Извилистая дорога шла между пашнями, прерывавшимися кустарником. В это лето в Н* губернии были ужаснейшие засухи. Мелкая и черная пыль поднималась от движения лошадей и колес тарантаса густым столбом, останавливалась в недвижном воздухе, пронизываемая палящими солнечными лучами, ложилась пустыми слоями на поднятый верх тарантаса, на подушки, на шинель мою, на фуражку, на лицо, щекотала нос и забивалась в рот. Я задыхался от жара, беспрестанно отмахивался от пыли, от неотвязчивых и вялых мух и при всем желании никак не мог наслаждаться окружавшей меня природой — однообразными, но милыми сердцу видами. Дорога мне показалась ужасно длинною.
— Скоро ли Никольское-то? — спросил я у ямщика.
— Теперь недалеко: с версту али с две — только, — отвечал он, лениво помахивая кнутом над измученными лошаденками и приговаривая: — но-но-но!
Я высунулся из тарантаса и посмотрел на обе стороны: однообразная, мертвящая гладь кругом. "Где же эта маленькая Швейцария-то?" — подумал я, вспомнив невольно письмо ко мне Летищева.
Проехав немного, ямщик мой сказал: "А вот и Никольское!" — и указал мне кнутовищем на небольшую деревеньку, вправо от дороги, расположенную на совершенно ровном месте, на самом припеке, и не защищенную ни одним деревцем от солнца. При взгляде на эту кучку почерневшего и полусгнившего леса, с закопченной соломой наверху, мной овладело тоскливое чувство.
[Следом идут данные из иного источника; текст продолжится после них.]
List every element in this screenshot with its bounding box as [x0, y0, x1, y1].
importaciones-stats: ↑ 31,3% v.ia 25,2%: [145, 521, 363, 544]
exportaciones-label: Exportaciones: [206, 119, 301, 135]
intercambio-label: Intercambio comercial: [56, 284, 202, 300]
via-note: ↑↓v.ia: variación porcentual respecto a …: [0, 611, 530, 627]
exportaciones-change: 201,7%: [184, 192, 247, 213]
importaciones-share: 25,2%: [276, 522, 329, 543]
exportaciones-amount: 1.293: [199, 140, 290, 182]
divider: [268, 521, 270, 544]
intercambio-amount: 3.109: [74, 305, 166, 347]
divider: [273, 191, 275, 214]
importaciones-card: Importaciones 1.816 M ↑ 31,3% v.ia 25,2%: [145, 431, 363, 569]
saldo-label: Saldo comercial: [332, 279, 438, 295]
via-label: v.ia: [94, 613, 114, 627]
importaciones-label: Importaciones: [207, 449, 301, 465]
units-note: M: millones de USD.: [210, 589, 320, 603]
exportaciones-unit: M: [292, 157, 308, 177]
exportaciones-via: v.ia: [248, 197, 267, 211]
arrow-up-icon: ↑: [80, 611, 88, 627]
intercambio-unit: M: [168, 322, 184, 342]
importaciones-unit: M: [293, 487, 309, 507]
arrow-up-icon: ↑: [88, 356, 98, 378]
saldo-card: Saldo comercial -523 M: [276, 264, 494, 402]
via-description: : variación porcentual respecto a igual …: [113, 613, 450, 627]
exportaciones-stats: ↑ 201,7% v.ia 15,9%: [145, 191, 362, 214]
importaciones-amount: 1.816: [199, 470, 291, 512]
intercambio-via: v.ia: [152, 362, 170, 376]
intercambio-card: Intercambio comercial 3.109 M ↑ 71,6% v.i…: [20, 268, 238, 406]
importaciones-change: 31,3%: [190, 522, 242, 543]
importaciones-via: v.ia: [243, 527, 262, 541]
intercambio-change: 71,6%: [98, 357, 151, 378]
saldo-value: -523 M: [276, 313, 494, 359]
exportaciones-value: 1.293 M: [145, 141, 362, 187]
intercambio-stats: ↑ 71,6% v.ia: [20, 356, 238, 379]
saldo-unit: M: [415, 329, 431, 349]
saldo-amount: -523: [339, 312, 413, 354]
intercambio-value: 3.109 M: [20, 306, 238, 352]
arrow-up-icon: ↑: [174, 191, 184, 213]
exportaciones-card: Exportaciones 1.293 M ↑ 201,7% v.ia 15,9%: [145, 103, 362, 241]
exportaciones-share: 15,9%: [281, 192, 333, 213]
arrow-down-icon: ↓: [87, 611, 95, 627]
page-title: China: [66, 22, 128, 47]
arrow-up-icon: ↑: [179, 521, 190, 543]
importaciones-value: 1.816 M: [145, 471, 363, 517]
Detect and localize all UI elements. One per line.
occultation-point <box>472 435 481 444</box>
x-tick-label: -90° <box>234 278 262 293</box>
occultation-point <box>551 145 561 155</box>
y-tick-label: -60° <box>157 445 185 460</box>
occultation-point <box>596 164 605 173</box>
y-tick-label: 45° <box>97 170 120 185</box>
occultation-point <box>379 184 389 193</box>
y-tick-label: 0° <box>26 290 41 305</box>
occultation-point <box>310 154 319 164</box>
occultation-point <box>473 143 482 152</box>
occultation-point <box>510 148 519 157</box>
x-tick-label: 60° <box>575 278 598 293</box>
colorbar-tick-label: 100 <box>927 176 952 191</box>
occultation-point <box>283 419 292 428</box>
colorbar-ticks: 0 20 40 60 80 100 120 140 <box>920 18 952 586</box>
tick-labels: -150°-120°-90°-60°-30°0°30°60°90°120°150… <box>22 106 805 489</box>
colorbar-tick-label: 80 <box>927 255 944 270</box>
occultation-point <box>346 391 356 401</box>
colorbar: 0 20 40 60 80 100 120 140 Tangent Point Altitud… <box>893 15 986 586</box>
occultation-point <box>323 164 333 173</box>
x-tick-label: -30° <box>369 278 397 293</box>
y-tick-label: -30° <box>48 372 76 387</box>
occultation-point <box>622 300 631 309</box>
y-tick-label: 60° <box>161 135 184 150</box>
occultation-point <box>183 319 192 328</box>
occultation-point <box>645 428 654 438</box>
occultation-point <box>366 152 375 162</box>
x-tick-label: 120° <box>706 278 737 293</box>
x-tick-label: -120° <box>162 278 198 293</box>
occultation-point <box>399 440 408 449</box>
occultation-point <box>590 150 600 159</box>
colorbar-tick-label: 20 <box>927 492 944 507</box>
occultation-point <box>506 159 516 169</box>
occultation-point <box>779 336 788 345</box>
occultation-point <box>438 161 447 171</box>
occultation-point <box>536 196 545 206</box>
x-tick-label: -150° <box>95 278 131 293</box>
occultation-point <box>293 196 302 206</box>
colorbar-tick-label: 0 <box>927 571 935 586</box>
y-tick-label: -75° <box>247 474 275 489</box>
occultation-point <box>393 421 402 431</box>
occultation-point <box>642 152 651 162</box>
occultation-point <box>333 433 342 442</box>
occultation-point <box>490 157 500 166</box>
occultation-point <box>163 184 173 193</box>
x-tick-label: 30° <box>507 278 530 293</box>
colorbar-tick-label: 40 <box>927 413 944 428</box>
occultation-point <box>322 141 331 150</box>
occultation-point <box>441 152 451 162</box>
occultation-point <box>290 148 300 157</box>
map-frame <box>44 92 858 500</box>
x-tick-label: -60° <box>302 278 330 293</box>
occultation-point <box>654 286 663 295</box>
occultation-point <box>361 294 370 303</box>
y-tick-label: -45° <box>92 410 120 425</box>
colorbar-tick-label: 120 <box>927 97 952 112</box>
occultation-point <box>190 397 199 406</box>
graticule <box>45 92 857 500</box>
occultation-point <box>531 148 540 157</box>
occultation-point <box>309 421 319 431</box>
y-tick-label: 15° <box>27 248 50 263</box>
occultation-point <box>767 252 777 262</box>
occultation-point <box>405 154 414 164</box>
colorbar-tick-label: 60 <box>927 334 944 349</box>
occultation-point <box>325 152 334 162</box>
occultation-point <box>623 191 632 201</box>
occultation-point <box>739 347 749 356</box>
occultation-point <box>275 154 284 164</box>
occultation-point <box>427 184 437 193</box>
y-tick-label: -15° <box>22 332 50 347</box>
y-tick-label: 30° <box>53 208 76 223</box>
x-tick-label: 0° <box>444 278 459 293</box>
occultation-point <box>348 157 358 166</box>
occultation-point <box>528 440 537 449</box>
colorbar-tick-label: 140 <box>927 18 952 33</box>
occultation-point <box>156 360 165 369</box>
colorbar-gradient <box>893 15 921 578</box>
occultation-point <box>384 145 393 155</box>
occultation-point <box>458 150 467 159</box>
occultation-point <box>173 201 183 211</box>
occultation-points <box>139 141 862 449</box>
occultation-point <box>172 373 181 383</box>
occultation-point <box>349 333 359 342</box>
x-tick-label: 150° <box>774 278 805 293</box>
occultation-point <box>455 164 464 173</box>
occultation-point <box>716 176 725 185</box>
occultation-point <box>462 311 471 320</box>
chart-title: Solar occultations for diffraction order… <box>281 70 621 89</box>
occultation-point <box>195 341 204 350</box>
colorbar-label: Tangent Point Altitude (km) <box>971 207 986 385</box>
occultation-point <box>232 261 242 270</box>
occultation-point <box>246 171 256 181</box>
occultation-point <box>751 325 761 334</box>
Барский дом, длинный и неуклюжий, в один этаж, с мезонином в середине с полукруглым окном, выкрашенный темно-желтой краской, с зелеными ставнями и красной крышей, стоял несколько в стороне от деревни, окруженный службами и покривившимся некрашеным решетчатым забором, перед небольшим прудом, поросшим осокой и с одного края подернутым плесенью. Перед домом и за домом несколько тоненьких молодых полузасохших деревьев, а несколько в стороне от дома значительное пространство срубленного леса.
Вот каково было Никольское в действительности.
Подъезжая к дому, я увидел у подъезда двух безобразных алебастровых львов, более похожих на собак, вроде тех, которые украшают ворота московских домов. На средине двора, перед подъездом, торчала клумба с длинными синими цветами, перемешанными с другими, имевшими вид желтых пуговок.
"Где же эти розы величиною с пионы?" — подумал я.
Наконец лошади остановились у подъезда. Я вылез из тарантаса и осмотрелся кругом: у одного из флигелей стоял какой-то мальчишка в грязной рубашонке, с вымазанным лицом и смотрел на меня, зевая; кроме этого мальчишки и петуха, разрывавшего землю в клумбе и от времени до времени гордо приподнимавшего свою головку с хохлом и подергивавшего ее в сторону, на дворе не было ни души человеческой. Когда я поднял ногу на ступеньку подъезда, из ближайшего к подъезду окна высунулась какая-то растрепанная и старая женская фигура и тотчас же спряталась. Я отворил дверь. В передней на прилавке лежал лакей, спавший богатырским сном и храпевший с каким-то особенным треском. Я растолкал его. Он вскочил, протер глаза и начал тупо смотреть на меня сквозь невольно и снова опускавшиеся веки, принимая меня, вероятно, за продолжение своего сна. Я насилу мог растолковать ему, что я приезжий гость, приятель его барина.
— Где же твой барин? веди меня к нему.
— Барин?.. Николай Андреич? — спрашивал он с расстановками, — вам Николая Андреича надо?.. Николай Андреич почивают.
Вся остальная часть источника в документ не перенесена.